To investigate the interactions of DEPs between day 3 and day 7, we employed the STRING tool to analyze protein-protein interaction (PPI) relationships for the target proteins. From the 127 DEPs, we selected 23 DEPs that exhibited the greatest significance for further analysis. The results revealed that Akt1 played a central role in protein-protein analysis among all the DEPs from day 3 and day 7, highlighting its importance in the chirality-biased regeneration process (as illustrated in Figure 4A). The pairwise protein correlation heatmap demonstrated that most adhesion proteins were positively correlated with each other and with Akt1, further validating its central role (as shown in Figure 4B). The bubble plot illustrated that the screened 23 DEPs involved in cell-cell adhesion and GTP-binding signaling were mostly upregulated in the left-handed group (Figure 4C). Construction of the PPI networks separately for day 3 and day 7 showed that Akt1 and other adhesion proteins were situated within the central nodes of the network on day 3, whereas GTPase-related proteins were located at the center on day 7 (as seen in Figures 4D, E). As such, Akt1 and Rho GTPase were the crucial and central components of protein interactions on day 3 and day 7, respectively.
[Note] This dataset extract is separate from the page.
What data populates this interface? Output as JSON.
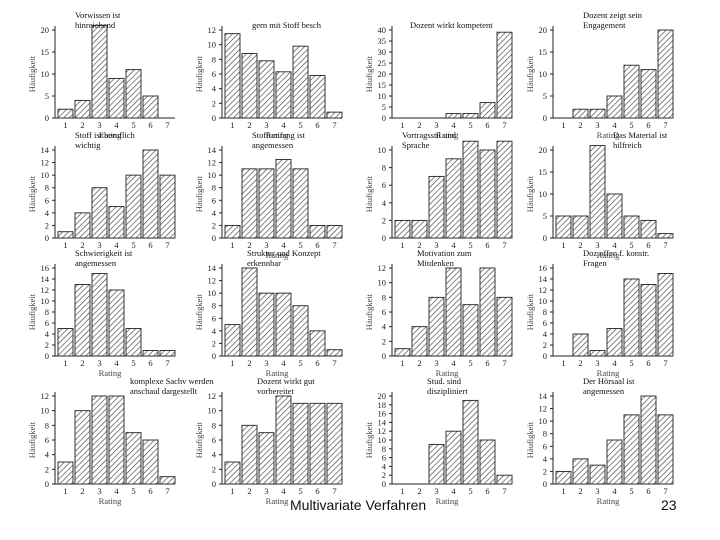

To validate protein sequencing results of the functions of Akt1 and Rho GTPase in the regeneration process, we cultured macrophages (RAW 264.7) in chiral matrices. Results from immunofluorescence staining indicated that Akt1 is significantly upregulated in the left-handed group, and inhibiting Akt1 using A-674563 downregulated Akt1 expression in both the left-handed and right-handed groups (Figure 5A). Additionally, data obtained from flow cytometry testing indicated that inhibiting Rho using Fasudil (HA-1077) HCl greatly suppressed downstream Akt1 expression (Figure 5B). Furthermore, inhibiting Akt1 led to a reduction in the expression of CD206, the macrophage M2 marker (Figure 5C). Besides, downstream Was, Clic4, Adipoq and Rab showed a positive effect on tissue regeneration (Jiang et al., 2010; Lovren et al., 2010; Dewidar et al., 2015; Warner et al., 2019). Hence, we could conclude that both Rho and Akt1 played a crucial role in chirality-mediated macrophage polarization, which in result impacted the regeneration process (Figure 5D).